Minggu ini, faktor makro terus mendominasi fluktuasi harga tembaga. Dalam pertemuan Jackson Hole, Ketua Fed Powell mengakui tekanan di pasar tenaga kerja sambil menekankan tekanan inflasi yang persisten, memicu pasar untuk memperkuat ekspektasi pemotongan suku bunga September, yang mendorong dolar AS melemah dan harga tembaga naik. Selanjutnya, Waller menyatakan dukungan untuk pemotongan suku bunga 25 basis poin pada September dan mengisyaratkan potensi pemotongan lebih lanjut, semakin menguatkan ekspektasi pelonggaran. Sementara itu, Trump meningkatkan intervensinya dalam kebijakan moneter dan perdagangan: komentarnya tentang pemecatan Gubernur Fed Cook menimbulkan kekhawatiran atas independensi bank sentral, dan sinyal tarif yang lebih tinggi—kemungkinan menargetkan furnitur, baja, aluminium, dan beberapa produk industri—meningkatkan ketidakpastian perdagangan, menekan harga tembaga. Secara geopolitik, proses perdamaian Rusia-Ukraina mengalami kemunduran berulang, "pertemuan Trump-Putin" gagal terwujud, dan peringatan Trump tentang perang ekonomi terhadap Putin memicu fluktuasi sentimen risk-off. Harga minyak internasional terus pulih di tengah kekhawatiran atas ketatnya pasokan energi, memberikan dukungan bagi komoditas. Secara keseluruhan, LME tembaga bergerak sideways dalam kisaran $9.730–9.850/ton minggu ini, sementara SHFE tembaga berfluktuasi sekitar 78.700–79.500 yuan/ton, dengan ekspektasi pelonggaran makro memberikan dukungan dasar, meskipun risiko perdagangan dan geopolitik terus membatasi ruang kenaikan.
Di sisi fundamental, produksi katoda tembaga China hanya mengalami penurunan kecil pada Agustus, sementara output September diperkirakan akan menghadapi pemotongan produksi luas akibat pasokan anoda tembaga yang ketat, dengan penurunan bulanan diperkirakan sekitar 52.500 ton. Di bawah pengaruh Dokumen No. 770, tingkat operasi batang tembaga sekunder dan produksi anoda berbasis scrap keduanya mengalami penurunan signifikan baru-baru ini, menyoroti efek substitusi tembaga murni dan mendukung konsumsi katoda. Secara domestik, baik harga tembaga maupun premi tetap tinggi. Meskipun kedatangan tembaga impor yang meningkat mempersempit spread harga antar merek, ketersediaan kargo spot tetap relatif ketat.

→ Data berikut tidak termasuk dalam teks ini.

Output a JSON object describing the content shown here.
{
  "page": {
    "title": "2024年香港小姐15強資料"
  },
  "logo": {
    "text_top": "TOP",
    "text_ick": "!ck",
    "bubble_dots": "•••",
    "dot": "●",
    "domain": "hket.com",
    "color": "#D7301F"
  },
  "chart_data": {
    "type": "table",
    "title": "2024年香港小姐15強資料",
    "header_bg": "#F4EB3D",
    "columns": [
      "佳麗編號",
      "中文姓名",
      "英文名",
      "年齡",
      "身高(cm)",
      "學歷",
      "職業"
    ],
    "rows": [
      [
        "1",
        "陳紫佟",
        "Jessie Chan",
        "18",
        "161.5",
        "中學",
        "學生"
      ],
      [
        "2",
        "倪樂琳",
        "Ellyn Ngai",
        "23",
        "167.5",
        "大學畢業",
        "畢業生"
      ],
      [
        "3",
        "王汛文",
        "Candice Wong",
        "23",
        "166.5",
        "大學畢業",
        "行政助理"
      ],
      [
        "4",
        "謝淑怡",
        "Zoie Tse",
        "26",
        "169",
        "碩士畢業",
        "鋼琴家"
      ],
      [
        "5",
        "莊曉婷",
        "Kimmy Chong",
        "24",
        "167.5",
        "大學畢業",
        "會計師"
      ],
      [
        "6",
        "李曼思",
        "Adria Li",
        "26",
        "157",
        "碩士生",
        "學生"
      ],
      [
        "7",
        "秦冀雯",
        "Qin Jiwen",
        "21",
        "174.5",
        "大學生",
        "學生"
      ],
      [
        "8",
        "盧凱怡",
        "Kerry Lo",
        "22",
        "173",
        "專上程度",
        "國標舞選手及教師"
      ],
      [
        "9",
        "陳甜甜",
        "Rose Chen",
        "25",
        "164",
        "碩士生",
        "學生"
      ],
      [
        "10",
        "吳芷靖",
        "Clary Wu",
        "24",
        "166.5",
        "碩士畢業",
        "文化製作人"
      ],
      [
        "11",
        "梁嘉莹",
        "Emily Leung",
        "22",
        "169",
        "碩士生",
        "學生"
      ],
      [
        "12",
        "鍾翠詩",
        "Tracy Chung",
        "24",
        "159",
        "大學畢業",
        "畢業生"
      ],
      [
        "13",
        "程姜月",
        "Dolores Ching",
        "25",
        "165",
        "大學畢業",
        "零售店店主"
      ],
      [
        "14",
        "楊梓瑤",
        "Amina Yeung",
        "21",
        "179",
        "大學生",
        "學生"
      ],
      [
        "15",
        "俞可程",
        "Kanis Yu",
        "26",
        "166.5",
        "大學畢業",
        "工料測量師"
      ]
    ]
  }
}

Melihat ke depan minggu depan, faktor makro diperkirakan akan tetap tenang. Memasuki September, fundamental domestik diperkirakan akan mendapatkan dukungan konsumsi yang kuat, dan jika ekspektasi pemotongan produksi di sisi pasokan terwujud, inventaris domestik kemungkinan akan menurun secara signifikan. Harga tembaga memiliki dukungan dasar yang kuat. LME tembaga diprediksi akan berfluktuasi antara $9,750–9,900/ton, sementara SHFE tembaga mungkin berkisar antara 78,500–80,000 yuan/ton. Di sisi spot, pengisian impor jangka pendek meningkat sementara kedatangan domestik menurun, tetapi keseimbangan secara keseluruhan diperkirakan tetap ketat. Harga spot terhadap kontrak SHFE tembaga 2509 diproyeksikan berkisar dari premium 80 yuan/ton hingga 380 yuan/ton.
![US dollar index weakness combined with inventory drawdown, copper strengthens in night session at home and abroad [SMM Copper Morning Comment]](https://imgqn.smm.cn/usercenter/eFYDl20251217171712.jpg)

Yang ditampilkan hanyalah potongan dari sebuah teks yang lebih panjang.